One morning while in Basra, I got up very early, hoping to shoot some footage in the streets without a group of little children trying to get in front of the camera. Kids everywhere like to be on camera; Iraqi kids are no different. When a camera appears, they will swarm in front of you, hoping that they will be your subject. The Arabic word for picture is surra (pronounced SOO-rah). At times I had as many as 50 Iraqi children at once, vying for position in front of me and shouting, "To-mas, To-mas! Surra, surra!!" I stepped out of my host’s home at about 6:30 a.m. The sun was already beating down, but the temperature at that hour was still tolerable. I panned up and down the road—not a soul in sight. And then Aiyat came skipping out of her home. "To-mas, To-mas! Surra!" I thought that her greeting would surely bring more children out, but as I tried to continue with my camera work, I noted that she remained the only child in the street. She stuck very close to my side, and from time to time repeated her request to be on camera. I tried to ignore her, but she was very persistent.
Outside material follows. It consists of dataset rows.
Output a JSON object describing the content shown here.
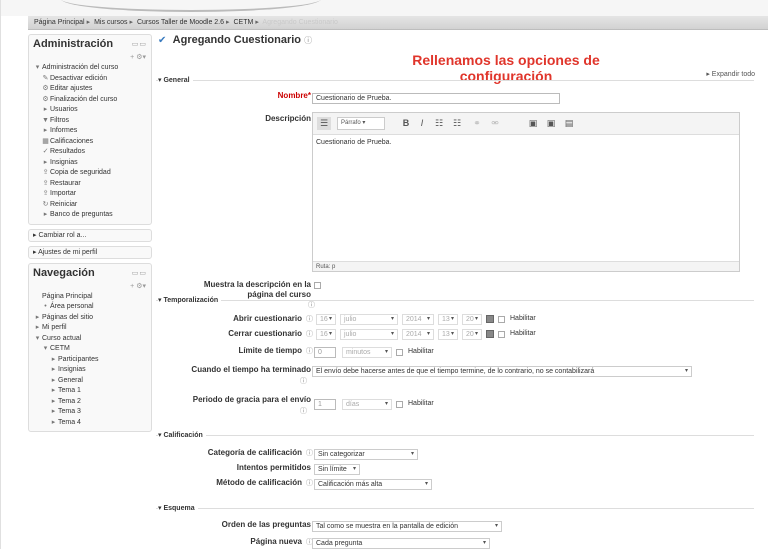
{
  "breadcrumb": [
    "Página Principal",
    "Mis cursos",
    "Cursos Taller de Moodle 2.6",
    "CETM",
    "Agregando Cuestionario"
  ],
  "admin_block": {
    "title": "Administración",
    "items": [
      {
        "icon": "▾",
        "label": "Administración del curso",
        "indent": 0
      },
      {
        "icon": "✎",
        "label": "Desactivar edición",
        "indent": 1
      },
      {
        "icon": "⚙",
        "label": "Editar ajustes",
        "indent": 1
      },
      {
        "icon": "⚙",
        "label": "Finalización del curso",
        "indent": 1
      },
      {
        "icon": "▸",
        "label": "Usuarios",
        "indent": 1
      },
      {
        "icon": "▼",
        "label": "Filtros",
        "indent": 1
      },
      {
        "icon": "▸",
        "label": "Informes",
        "indent": 1
      },
      {
        "icon": "▦",
        "label": "Calificaciones",
        "indent": 1
      },
      {
        "icon": "✓",
        "label": "Resultados",
        "indent": 1
      },
      {
        "icon": "▸",
        "label": "Insignias",
        "indent": 1
      },
      {
        "icon": "⇪",
        "label": "Copia de seguridad",
        "indent": 1
      },
      {
        "icon": "⇪",
        "label": "Restaurar",
        "indent": 1
      },
      {
        "icon": "⇪",
        "label": "Importar",
        "indent": 1
      },
      {
        "icon": "↻",
        "label": "Reiniciar",
        "indent": 1
      },
      {
        "icon": "▸",
        "label": "Banco de preguntas",
        "indent": 1
      }
    ],
    "extra": [
      "Cambiar rol a...",
      "Ajustes de mi perfil"
    ]
  },
  "nav_block": {
    "title": "Navegación",
    "items": [
      {
        "icon": "",
        "label": "Página Principal",
        "indent": 0
      },
      {
        "icon": "•",
        "label": "Área personal",
        "indent": 1
      },
      {
        "icon": "▸",
        "label": "Páginas del sitio",
        "indent": 0
      },
      {
        "icon": "▸",
        "label": "Mi perfil",
        "indent": 0
      },
      {
        "icon": "▾",
        "label": "Curso actual",
        "indent": 0
      },
      {
        "icon": "▾",
        "label": "CETM",
        "indent": 1
      },
      {
        "icon": "▸",
        "label": "Participantes",
        "indent": 2
      },
      {
        "icon": "▸",
        "label": "Insignias",
        "indent": 2
      },
      {
        "icon": "▸",
        "label": "General",
        "indent": 2
      },
      {
        "icon": "▸",
        "label": "Tema 1",
        "indent": 2
      },
      {
        "icon": "▸",
        "label": "Tema 2",
        "indent": 2
      },
      {
        "icon": "▸",
        "label": "Tema 3",
        "indent": 2
      },
      {
        "icon": "▸",
        "label": "Tema 4",
        "indent": 2
      }
    ]
  },
  "page": {
    "title": "Agregando Cuestionario",
    "annotation": "Rellenamos las opciones de configuración",
    "expand_all": "▸ Expandir todo"
  },
  "general": {
    "legend": "▾ General",
    "name_label": "Nombre*",
    "name_value": "Cuestionario de Prueba.",
    "desc_label": "Descripción",
    "editor_font": "Párrafo",
    "editor_text": "Cuestionario de Prueba.",
    "editor_path": "Ruta: p",
    "show_desc_label_1": "Muestra la descripción en la",
    "show_desc_label_2": "página del curso"
  },
  "timing": {
    "legend": "▾ Temporalización",
    "open_label": "Abrir cuestionario",
    "close_label": "Cerrar cuestionario",
    "day": "16",
    "month": "julio",
    "year": "2014",
    "hour": "13",
    "minute": "20",
    "enable": "Habilitar",
    "limit_label": "Límite de tiempo",
    "limit_value": "0",
    "limit_unit": "minutos",
    "expire_label": "Cuando el tiempo ha terminado",
    "expire_value": "El envío debe hacerse antes de que el tiempo termine, de lo contrario, no se contabilizará",
    "grace_label": "Periodo de gracia para el envío",
    "grace_value": "1",
    "grace_unit": "días"
  },
  "grading": {
    "legend": "▾ Calificación",
    "category_label": "Categoría de calificación",
    "category_value": "Sin categorizar",
    "attempts_label": "Intentos permitidos",
    "attempts_value": "Sin límite",
    "method_label": "Método de calificación",
    "method_value": "Calificación más alta"
  },
  "layout": {
    "legend": "▾ Esquema",
    "order_label": "Orden de las preguntas",
    "order_value": "Tal como se muestra en la pantalla de edición",
    "newpage_label": "Página nueva",
    "newpage_value": "Cada pregunta"
  },
  "colors": {
    "annotation": "#e0352b",
    "required": "#cc0000"
  }
}
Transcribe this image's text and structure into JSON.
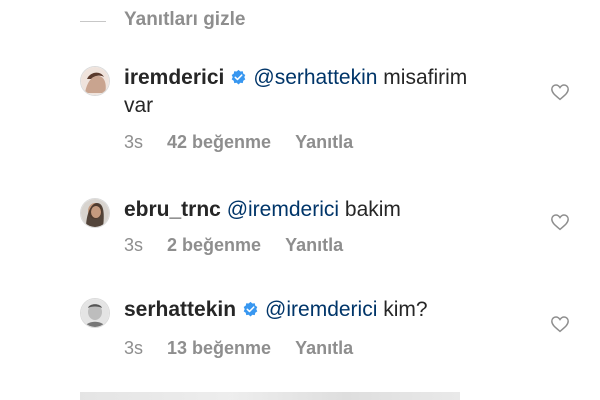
{
  "hide_replies_label": "Yanıtları gizle",
  "comments": [
    {
      "username": "iremderici",
      "verified": true,
      "mention": "@serhattekin",
      "text_line1": "misafirim",
      "text_line2": "var",
      "time": "3s",
      "likes": "42 beğenme",
      "reply_label": "Yanıtla"
    },
    {
      "username": "ebru_trnc",
      "verified": false,
      "mention": "@iremderici",
      "text_line1": "bakim",
      "time": "3s",
      "likes": "2 beğenme",
      "reply_label": "Yanıtla"
    },
    {
      "username": "serhattekin",
      "verified": true,
      "mention": "@iremderici",
      "text_line1": "kim?",
      "time": "3s",
      "likes": "13 beğenme",
      "reply_label": "Yanıtla"
    }
  ],
  "colors": {
    "verified_blue": "#3897f0",
    "mention_blue": "#003569",
    "meta_gray": "#8e8e8e"
  }
}
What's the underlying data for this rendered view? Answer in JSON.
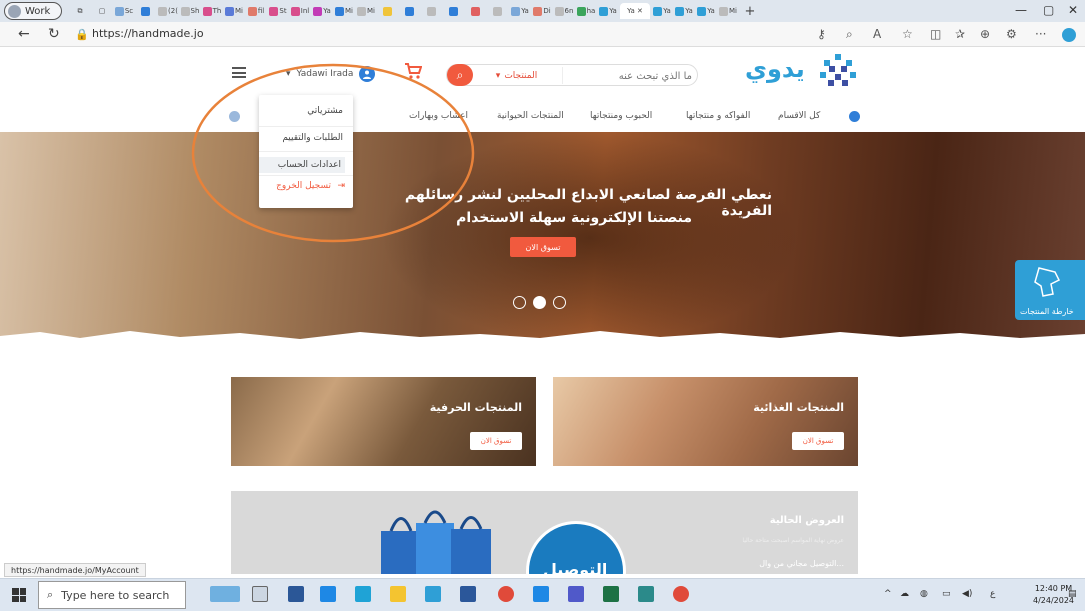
{
  "browser": {
    "profile_label": "Work",
    "tabs": [
      "Sc",
      "(2(",
      "Sh",
      "Th",
      "Mi",
      "fil",
      "St",
      "Inl",
      "Ya",
      "Mi",
      "Mi",
      "Ya",
      "Di",
      "6n",
      "ha",
      "Ya",
      "Ya",
      "Ya",
      "Ya",
      "Mi"
    ],
    "active_tab": "Ya",
    "url": "https://handmade.jo"
  },
  "site": {
    "logo_text": "يدوي",
    "search_placeholder": "ما الذي تبحث عنه",
    "search_category": "المنتجات",
    "user_name": "Yadawi Irada",
    "nav_items": [
      "كل الاقسام",
      "الفواكه و منتجاتها",
      "الحبوب ومنتجاتها",
      "المنتجات الحيوانية",
      "اعشاب وبهارات"
    ],
    "user_menu": [
      "مشترياتي",
      "الطلبات والتقييم",
      "اعدادات الحساب",
      "تسجيل الخروج"
    ]
  },
  "hero": {
    "line1": "نعطي الفرصة لصانعي الابداع المحليين لنشر رسائلهم الفريدة",
    "line2": "منصتنا الإلكترونية سهلة الاستخدام",
    "button": "تسوق الان",
    "dots": 3,
    "active_dot": 2
  },
  "map_widget": {
    "label": "خارطة المنتجات"
  },
  "cards": [
    {
      "title": "المنتجات الحرفية",
      "button": "تسوق الان"
    },
    {
      "title": "المنتجات الغذائية",
      "button": "تسوق الان"
    }
  ],
  "offers": {
    "title": "العروض الحالية",
    "subtitle": "عروض نهاية المواسم اصبحت متاحة حاليا",
    "detail": "...التوصيل مجاني من وال",
    "badge": "التوصيل"
  },
  "status_url": "https://handmade.jo/MyAccount",
  "taskbar": {
    "search_placeholder": "Type here to search",
    "time": "12:40 PM",
    "date": "4/24/2024"
  },
  "colors": {
    "accent": "#f15a3e",
    "brand": "#2f9fd6",
    "annotation_circle": "#e8823a"
  }
}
Finally, she stepped out in front of me, and with her hands up to her face, she again said, "To-mas, surra!" I noticed that she was holding something in her left hand. At the same time, I stood there trying to think of a way to communicate that I had gotten her on camera many times, and that I really just wanted to get some shots of the street conditions. Then she held out her hand and opened it, and again, in a much more pleading tone she said, "To-mas . . . surra." In her hand was a small cross pendant. She held it out to me, obviously wanting me to take it. I smiled and indicated that I couldn’t take it from her, but she took a step closer to me and then put the cross into my hand. I looked at it, knowing that she would not take it back, even if I tried. I thought, "What a beautiful gift," and at the same time I felt the irony of being given something by someone who has literally nothing. I filmed Aiyat for a few minutes, and then she ran off, smiling. I wear the cross on a chain every day.
A delegation that visited Al Jumhuriya in June of 2001 came back with a picture of Aiyat. I keep it on my desk. She is sitting in the living room of her home. Her family is slightly better off than others in Basra, so she actually has a chair to sit on. She is holding a phone to her ear—it doesn’t work, but she likes to pretend. Her beautiful smile radiates the joy that is almost shocking to find in conditions that are so dismal. She is beaming at the camera, as much out of pure sweetness as for her love of having her picture taken. On the back of the picture, her brother wrote for her in English, "Promise me that you will never give up." I promise, Aiyat.